Table 4 also shows that SLE patients between the ages of 30 and 44 had a higher incidence of endometriosis compared with non-SLE patients. An epidemiological study in northeastern Italy showed a relatively high incidence of endometriosis and adenomyosis between the ages of 30 and 5024, which was comparable to our results. However, we did not find a significant moderating effect of age on the association between SLE and endometriosis (the p-value for interaction was not significant).

One of the limitations of our study is the possible misclassification of cases in the study cohort, as well as data validation. Further study about data verification for the diagnosis of SLE and endometriosis from NHIRD is still required. When dealing with this problem, we screen patients according to the actual situation of medical treatment. For hospitalized patients, patient-related diagnoses will be withheld due to the team review mechanism. For outpatients, more than one visit can indirectly illustrate the need for medical attention and the authenticity of the diagnosis. Another question is whether one diagnosis affects another.

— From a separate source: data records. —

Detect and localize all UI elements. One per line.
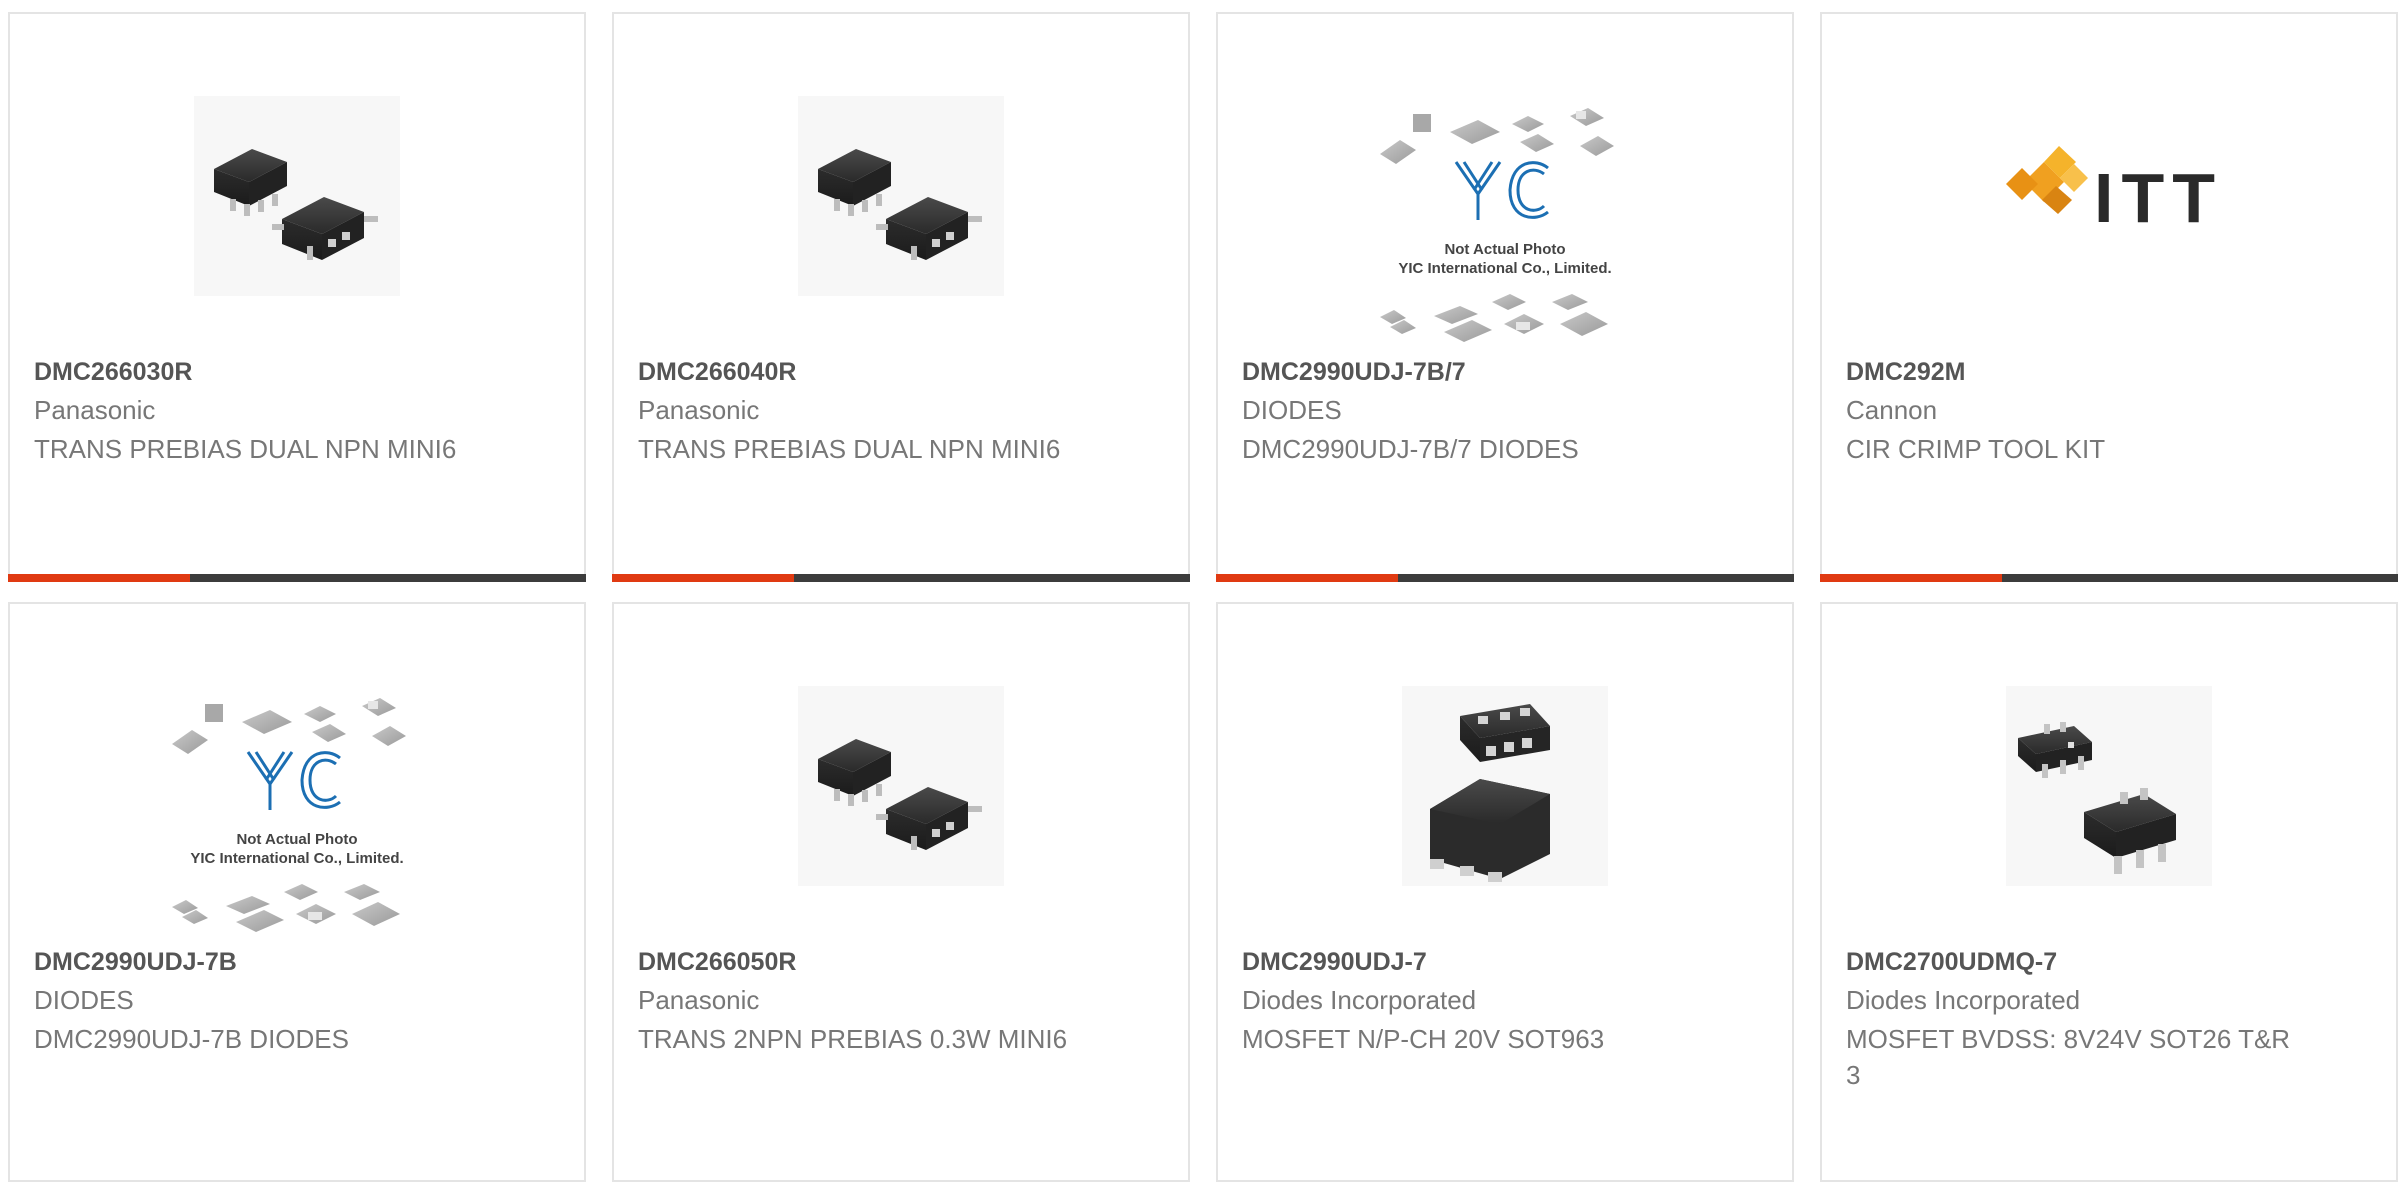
product-card[interactable]: DMC266050R Panasonic TRANS 2NPN PREBIAS … [612,602,1190,1182]
card-progress-bar [1820,574,2398,582]
product-image[interactable]: Not Actual Photo YIC International Co., … [1360,102,1650,352]
product-card[interactable]: DMC266040R Panasonic TRANS PREBIAS DUAL … [612,12,1190,582]
product-image[interactable] [152,74,442,324]
product-card[interactable]: Not Actual Photo YIC International Co., … [1216,12,1794,582]
manufacturer: Panasonic [638,395,760,425]
part-number[interactable]: DMC266050R [638,948,796,977]
description: TRANS PREBIAS DUAL NPN MINI6 [34,434,457,464]
product-card[interactable]: Not Actual Photo YIC International Co., … [8,602,586,1182]
part-number[interactable]: DMC266030R [34,358,192,387]
card-progress-bar [8,574,586,582]
description: DMC2990UDJ-7B/7 DIODES [1242,434,1579,464]
manufacturer: Diodes Incorporated [1242,985,1477,1015]
product-image[interactable] [1360,664,1650,914]
product-card[interactable]: DMC2990UDJ-7 Diodes Incorporated MOSFET … [1216,602,1794,1182]
product-image[interactable] [756,664,1046,914]
placeholder-caption: Not Actual Photo [1444,241,1565,258]
description: TRANS 2NPN PREBIAS 0.3W MINI6 [638,1024,1068,1054]
product-image[interactable] [1964,664,2254,914]
description: TRANS PREBIAS DUAL NPN MINI6 [638,434,1061,464]
placeholder-caption: YIC International Co., Limited. [1398,260,1611,277]
card-progress-bar [1216,574,1794,582]
manufacturer: Diodes Incorporated [1846,985,2081,1015]
product-card[interactable]: ITT DMC292M Cannon CIR CRIMP TOOL KIT [1820,12,2398,582]
product-image[interactable]: ITT [1964,74,2254,324]
description: MOSFET BVDSS: 8V24V SOT26 T&R 3 [1846,1024,2291,1090]
manufacturer: DIODES [1242,395,1342,425]
description: CIR CRIMP TOOL KIT [1846,434,2106,464]
manufacturer: DIODES [34,985,134,1015]
part-number[interactable]: DMC2990UDJ-7 [1242,948,1427,977]
placeholder-caption: Not Actual Photo [236,831,357,848]
part-number[interactable]: DMC2990UDJ-7B/7 [1242,358,1466,387]
product-card[interactable]: DMC2700UDMQ-7 Diodes Incorporated MOSFET… [1820,602,2398,1182]
part-number[interactable]: DMC266040R [638,358,796,387]
product-card[interactable]: DMC266030R Panasonic TRANS PREBIAS DUAL … [8,12,586,582]
manufacturer: Panasonic [638,985,760,1015]
description: DMC2990UDJ-7B DIODES [34,1024,349,1054]
product-grid: DMC266030R Panasonic TRANS PREBIAS DUAL … [0,0,2400,1182]
card-progress-bar [612,574,1190,582]
part-number[interactable]: DMC2700UDMQ-7 [1846,948,2057,977]
product-image[interactable] [756,74,1046,324]
product-image[interactable]: Not Actual Photo YIC International Co., … [152,692,442,942]
itt-logo-text: ITT [2094,159,2223,237]
description: MOSFET N/P-CH 20V SOT963 [1242,1024,1605,1054]
part-number[interactable]: DMC292M [1846,358,1965,387]
placeholder-caption: YIC International Co., Limited. [190,850,403,867]
part-number[interactable]: DMC2990UDJ-7B [34,948,237,977]
manufacturer: Cannon [1846,395,1938,425]
manufacturer: Panasonic [34,395,156,425]
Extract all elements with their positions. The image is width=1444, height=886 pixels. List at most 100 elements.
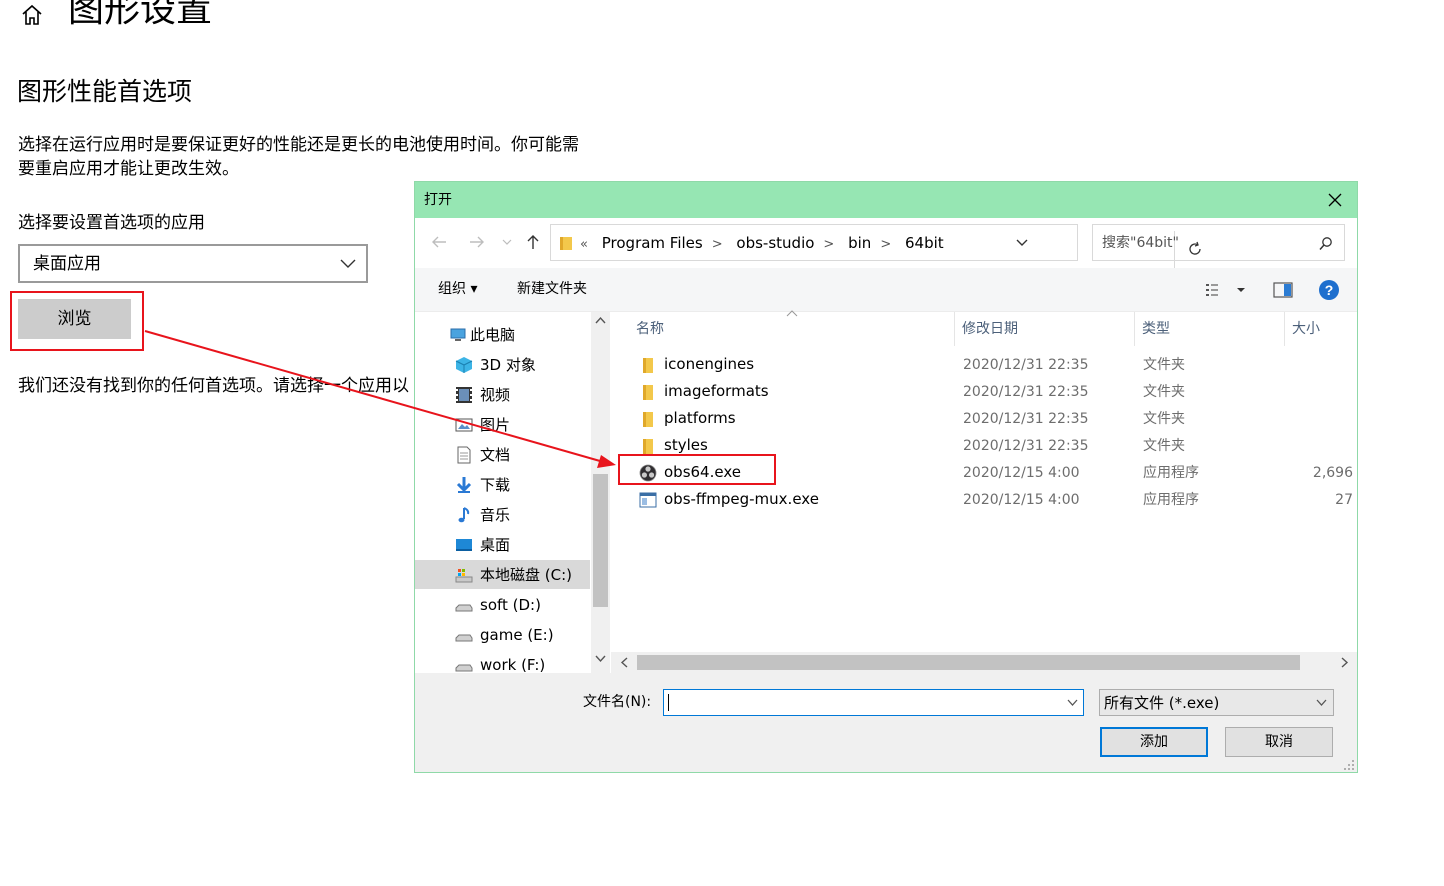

Immunosuppressed women with SLE may not be able to undergo extensive surgery or may not need surgery due to the use of medication to improve symptoms. Therefore, we can hypothesize that when an endometriosis diagnosis requires surgery, these patients may be underestimated as ineligible for surgery due to other medical problems. In addition, as the population of this study is only Taiwan residents, our results might only apply to East Asia populations if SLE varies by race or ethnicity. The lack of information about birth history, menopausal status, or history of hormone therapy can also affect and confound our findings. Another limitation is that SLE patients have a higher rate of medication usage and those medications are specific to SLE patients and cannot be adjusted. Because data from healthcare databases were not from randomized trials, drug use may be associated with differences in disease severity. Therefore, it is difficult for this study to assess the actual mediating effect of the drug. The treatment for SLE also varies according to the severity and clinical manifestations of the disease. We still need another study to assess the effect of drugs on these two diseases and to find out whether different drugs in SLE patients affect the development of endometriosis.

The advantages of our research include a large population-based cohort study and 13 years of follow-up, effective diagnostic codes for endometriosis, and methods for defining SLE that can reduce the possibility of misclassification and underestimation, as well as time assumption. The 1:4 age matching design and patients selection methods we used are suitable for adjusting confounding factors without loss of representativeness of the general population. Taken together, the framework we used in this study helped us to obtain a sufficient number of cases and reliable confidence intervals.


In conclusion, the risk of endometriosis was significantly higher in SLE patients than in general populations. Further prospective studies of patients newly diagnosed with SLE, including long-term follow-up and careful gynecological evaluations, are important for clarification.